At the second gas station, there are 5 cops inside getting coffee. Seeing that this is going to be a good time, I get out, accompanying the other three inside. We find out they do not have a restroom, and corral the 2 girls outside. As we are walking to the restroom, Tex starts talking about how it is bullshit that they don’t have a restroom. She says that there are 5 cops in there, they MUST have a restroom. We get back in the car and drive off as Tex rants about how she would fight the cops if they said anything about The Wife having to take a piss. Then she drops this gem on us, “It’s funny, cuz I don’t even KNOW karate, but I would tell them I do, and they’d be afraid. I mean, look at these boots, and this vest. Yeah, they’d be afraid.”
We drive about a mile down the road and pull over by some trees because The Wife is almost in tears. We all get out, and Eikenberry is the first to finish. He announces tha he is done, and Tex responds with, “I wish I had a penis.” Eikenberry, not being wasted, is pretty quick on his feet and responds with, “I’ll give you one as soon as we get home.”
The final 10 minutes of the drive were uneventful due to Tex passing out in the car. The Wife and I go inside with them and ensure that Tex is ok, before leaving.

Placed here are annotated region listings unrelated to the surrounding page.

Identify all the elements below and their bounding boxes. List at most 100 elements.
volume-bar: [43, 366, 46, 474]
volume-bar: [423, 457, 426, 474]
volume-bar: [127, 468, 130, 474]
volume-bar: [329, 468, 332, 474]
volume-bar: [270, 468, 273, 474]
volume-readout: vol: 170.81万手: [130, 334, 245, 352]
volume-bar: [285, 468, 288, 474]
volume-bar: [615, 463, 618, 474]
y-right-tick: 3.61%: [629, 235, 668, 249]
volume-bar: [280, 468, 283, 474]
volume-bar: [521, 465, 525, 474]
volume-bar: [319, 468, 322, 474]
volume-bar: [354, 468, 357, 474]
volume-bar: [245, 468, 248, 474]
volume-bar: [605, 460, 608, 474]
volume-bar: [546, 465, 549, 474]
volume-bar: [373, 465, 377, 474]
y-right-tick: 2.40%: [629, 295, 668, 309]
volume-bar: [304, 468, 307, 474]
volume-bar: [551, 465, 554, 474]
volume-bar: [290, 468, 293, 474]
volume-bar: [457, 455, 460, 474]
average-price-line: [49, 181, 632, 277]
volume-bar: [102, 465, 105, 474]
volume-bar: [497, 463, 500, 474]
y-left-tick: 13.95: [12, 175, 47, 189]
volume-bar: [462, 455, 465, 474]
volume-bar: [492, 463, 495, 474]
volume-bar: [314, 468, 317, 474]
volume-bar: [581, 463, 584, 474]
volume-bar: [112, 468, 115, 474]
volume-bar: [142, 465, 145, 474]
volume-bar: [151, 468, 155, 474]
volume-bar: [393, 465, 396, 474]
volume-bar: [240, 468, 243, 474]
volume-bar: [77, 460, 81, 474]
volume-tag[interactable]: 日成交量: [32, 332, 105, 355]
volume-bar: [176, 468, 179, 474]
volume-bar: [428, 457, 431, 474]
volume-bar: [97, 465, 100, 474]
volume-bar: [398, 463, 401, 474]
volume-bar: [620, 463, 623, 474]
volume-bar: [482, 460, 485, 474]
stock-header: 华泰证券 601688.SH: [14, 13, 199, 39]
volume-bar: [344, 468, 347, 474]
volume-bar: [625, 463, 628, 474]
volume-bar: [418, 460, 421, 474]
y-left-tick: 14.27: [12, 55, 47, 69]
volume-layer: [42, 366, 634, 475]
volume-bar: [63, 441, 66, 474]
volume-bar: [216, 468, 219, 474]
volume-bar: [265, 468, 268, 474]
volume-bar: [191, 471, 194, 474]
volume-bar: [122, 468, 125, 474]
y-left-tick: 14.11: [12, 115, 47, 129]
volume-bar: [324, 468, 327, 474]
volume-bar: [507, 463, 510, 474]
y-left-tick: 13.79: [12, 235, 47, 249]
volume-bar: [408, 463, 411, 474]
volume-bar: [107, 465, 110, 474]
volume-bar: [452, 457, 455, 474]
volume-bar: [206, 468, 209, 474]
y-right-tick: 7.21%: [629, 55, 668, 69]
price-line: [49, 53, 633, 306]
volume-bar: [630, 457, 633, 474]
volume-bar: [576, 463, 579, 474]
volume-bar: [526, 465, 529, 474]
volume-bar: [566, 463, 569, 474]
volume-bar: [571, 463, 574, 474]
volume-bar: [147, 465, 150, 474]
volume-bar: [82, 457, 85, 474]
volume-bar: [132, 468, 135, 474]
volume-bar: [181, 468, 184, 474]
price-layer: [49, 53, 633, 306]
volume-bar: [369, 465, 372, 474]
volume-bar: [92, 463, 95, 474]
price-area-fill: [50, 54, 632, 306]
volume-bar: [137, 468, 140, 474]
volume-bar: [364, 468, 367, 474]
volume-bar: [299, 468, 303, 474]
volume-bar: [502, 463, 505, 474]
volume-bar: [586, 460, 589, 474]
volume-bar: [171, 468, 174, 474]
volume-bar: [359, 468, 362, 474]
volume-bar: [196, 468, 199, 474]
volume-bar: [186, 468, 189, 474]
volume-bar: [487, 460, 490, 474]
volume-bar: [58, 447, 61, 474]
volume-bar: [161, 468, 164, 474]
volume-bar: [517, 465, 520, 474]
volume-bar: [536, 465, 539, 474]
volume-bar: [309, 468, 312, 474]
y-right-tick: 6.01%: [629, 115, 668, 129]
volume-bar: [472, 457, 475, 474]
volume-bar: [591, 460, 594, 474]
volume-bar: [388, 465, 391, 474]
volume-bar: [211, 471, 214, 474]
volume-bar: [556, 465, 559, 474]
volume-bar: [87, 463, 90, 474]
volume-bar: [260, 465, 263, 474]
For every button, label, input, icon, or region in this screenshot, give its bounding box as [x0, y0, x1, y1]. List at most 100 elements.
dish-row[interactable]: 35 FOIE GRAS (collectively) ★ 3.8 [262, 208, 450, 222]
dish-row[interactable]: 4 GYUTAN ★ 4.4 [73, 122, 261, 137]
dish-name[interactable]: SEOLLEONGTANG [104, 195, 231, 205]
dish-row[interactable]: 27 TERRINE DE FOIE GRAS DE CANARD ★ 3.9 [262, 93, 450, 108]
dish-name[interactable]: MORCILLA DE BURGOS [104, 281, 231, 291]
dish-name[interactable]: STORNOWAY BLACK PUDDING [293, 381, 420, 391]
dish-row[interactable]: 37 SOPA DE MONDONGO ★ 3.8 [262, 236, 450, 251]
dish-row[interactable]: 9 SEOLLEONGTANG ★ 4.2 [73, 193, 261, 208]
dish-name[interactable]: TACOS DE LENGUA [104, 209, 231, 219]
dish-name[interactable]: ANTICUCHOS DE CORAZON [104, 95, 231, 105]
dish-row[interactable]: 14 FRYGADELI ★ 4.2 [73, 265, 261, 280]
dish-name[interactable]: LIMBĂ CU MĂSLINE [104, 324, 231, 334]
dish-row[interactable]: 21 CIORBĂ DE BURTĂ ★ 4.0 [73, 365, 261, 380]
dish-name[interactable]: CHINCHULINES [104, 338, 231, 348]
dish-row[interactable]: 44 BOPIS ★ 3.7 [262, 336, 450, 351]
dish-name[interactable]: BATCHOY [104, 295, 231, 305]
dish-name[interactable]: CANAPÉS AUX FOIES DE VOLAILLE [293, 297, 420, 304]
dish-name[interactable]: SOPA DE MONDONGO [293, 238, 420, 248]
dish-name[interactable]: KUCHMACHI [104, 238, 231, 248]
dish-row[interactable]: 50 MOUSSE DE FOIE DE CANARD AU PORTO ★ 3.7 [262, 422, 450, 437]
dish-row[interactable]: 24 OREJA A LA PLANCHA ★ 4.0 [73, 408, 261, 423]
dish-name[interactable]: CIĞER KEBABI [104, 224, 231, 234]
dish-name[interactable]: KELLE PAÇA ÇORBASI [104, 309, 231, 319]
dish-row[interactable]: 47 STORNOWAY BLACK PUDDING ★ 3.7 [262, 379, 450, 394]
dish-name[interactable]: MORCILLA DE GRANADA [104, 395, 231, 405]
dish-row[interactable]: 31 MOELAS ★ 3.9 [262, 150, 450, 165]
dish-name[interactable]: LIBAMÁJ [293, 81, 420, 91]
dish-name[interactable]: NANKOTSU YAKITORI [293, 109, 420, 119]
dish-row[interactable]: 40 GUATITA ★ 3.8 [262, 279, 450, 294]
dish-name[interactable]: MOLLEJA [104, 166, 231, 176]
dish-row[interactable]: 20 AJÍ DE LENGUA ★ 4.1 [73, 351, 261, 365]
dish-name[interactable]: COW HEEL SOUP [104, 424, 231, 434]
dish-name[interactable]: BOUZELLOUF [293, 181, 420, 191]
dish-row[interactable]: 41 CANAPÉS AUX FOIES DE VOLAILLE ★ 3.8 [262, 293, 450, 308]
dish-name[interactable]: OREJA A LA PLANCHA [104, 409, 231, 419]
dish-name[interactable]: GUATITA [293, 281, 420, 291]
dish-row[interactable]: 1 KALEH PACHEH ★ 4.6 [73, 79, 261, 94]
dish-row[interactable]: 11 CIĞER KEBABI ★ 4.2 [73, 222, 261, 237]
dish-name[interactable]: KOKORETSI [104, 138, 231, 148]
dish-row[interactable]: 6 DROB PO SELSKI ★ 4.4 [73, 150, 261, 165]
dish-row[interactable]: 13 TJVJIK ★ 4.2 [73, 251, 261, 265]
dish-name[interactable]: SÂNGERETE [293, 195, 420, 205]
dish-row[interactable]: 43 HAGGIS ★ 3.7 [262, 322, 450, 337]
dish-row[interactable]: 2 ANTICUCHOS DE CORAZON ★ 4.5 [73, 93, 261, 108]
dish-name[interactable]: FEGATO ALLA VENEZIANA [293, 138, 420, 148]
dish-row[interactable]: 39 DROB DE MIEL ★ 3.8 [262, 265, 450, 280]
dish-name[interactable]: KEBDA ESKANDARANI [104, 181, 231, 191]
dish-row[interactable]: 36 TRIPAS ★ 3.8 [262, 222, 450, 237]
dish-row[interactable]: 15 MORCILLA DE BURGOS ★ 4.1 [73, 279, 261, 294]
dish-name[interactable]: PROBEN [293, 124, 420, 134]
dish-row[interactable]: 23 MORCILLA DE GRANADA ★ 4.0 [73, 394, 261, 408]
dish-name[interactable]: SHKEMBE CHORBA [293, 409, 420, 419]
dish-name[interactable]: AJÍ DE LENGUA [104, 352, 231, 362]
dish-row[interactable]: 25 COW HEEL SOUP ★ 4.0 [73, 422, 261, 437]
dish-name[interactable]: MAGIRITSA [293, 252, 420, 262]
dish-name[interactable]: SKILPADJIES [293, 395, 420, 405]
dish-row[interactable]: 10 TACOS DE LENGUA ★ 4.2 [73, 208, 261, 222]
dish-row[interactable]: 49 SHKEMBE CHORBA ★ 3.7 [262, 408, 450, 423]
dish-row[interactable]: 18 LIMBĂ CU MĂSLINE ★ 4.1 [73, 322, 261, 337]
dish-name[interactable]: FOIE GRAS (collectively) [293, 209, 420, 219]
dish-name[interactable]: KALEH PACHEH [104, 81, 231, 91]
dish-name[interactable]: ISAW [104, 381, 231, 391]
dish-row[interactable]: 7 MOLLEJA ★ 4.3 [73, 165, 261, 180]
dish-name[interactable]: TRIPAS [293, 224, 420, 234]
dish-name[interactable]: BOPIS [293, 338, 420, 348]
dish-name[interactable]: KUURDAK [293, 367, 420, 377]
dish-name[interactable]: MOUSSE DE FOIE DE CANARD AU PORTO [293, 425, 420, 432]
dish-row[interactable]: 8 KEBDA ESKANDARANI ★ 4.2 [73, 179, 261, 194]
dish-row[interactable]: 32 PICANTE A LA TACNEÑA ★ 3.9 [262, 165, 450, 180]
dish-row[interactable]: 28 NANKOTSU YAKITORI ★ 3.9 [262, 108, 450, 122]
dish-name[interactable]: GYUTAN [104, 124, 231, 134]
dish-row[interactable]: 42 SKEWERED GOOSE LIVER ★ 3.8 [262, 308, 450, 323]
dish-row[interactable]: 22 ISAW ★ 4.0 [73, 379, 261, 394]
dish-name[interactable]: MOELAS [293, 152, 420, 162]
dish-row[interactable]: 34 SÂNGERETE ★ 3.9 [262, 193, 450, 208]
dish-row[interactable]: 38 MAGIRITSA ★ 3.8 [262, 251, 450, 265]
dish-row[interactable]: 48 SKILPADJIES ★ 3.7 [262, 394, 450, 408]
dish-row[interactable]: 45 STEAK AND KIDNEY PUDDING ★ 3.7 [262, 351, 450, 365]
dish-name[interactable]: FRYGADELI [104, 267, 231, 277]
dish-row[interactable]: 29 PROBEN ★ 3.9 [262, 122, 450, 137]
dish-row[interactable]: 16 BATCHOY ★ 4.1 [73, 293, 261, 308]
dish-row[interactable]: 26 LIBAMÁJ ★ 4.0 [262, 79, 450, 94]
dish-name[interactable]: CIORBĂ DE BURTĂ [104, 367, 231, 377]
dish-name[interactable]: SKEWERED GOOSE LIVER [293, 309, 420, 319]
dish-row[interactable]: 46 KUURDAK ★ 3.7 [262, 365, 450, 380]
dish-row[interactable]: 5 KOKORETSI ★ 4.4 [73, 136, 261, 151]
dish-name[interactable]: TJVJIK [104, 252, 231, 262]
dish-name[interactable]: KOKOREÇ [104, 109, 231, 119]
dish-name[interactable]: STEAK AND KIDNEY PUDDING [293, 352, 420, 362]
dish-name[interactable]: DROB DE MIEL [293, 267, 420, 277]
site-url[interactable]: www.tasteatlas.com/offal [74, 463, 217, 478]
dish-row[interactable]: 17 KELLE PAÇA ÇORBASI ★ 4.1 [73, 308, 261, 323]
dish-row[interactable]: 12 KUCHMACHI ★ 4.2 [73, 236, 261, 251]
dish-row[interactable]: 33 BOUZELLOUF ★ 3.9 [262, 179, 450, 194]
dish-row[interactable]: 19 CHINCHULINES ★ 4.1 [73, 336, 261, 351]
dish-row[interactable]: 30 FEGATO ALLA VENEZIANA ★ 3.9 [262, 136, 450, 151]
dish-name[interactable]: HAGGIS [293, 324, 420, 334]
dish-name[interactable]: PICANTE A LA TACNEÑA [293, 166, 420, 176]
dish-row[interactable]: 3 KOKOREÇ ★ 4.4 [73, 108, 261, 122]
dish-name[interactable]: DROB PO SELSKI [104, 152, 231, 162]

All in all, the night was a very fun and eventful night. That being said, during the weekend there was a DUI arrest at a base I used to work at, so I have this public service announcement to make. If you are going to drink, have a safe ride home. We made every plan ahead of time to ensure we had a way home. It is simply not worth it to spend the night drinking and then try to make the trip home. Find a safe ride. There is nothing funny about driving drunk. You run the risk of hurting yourself, or others. If you wanna be stupid, fine, but don’t take others with you.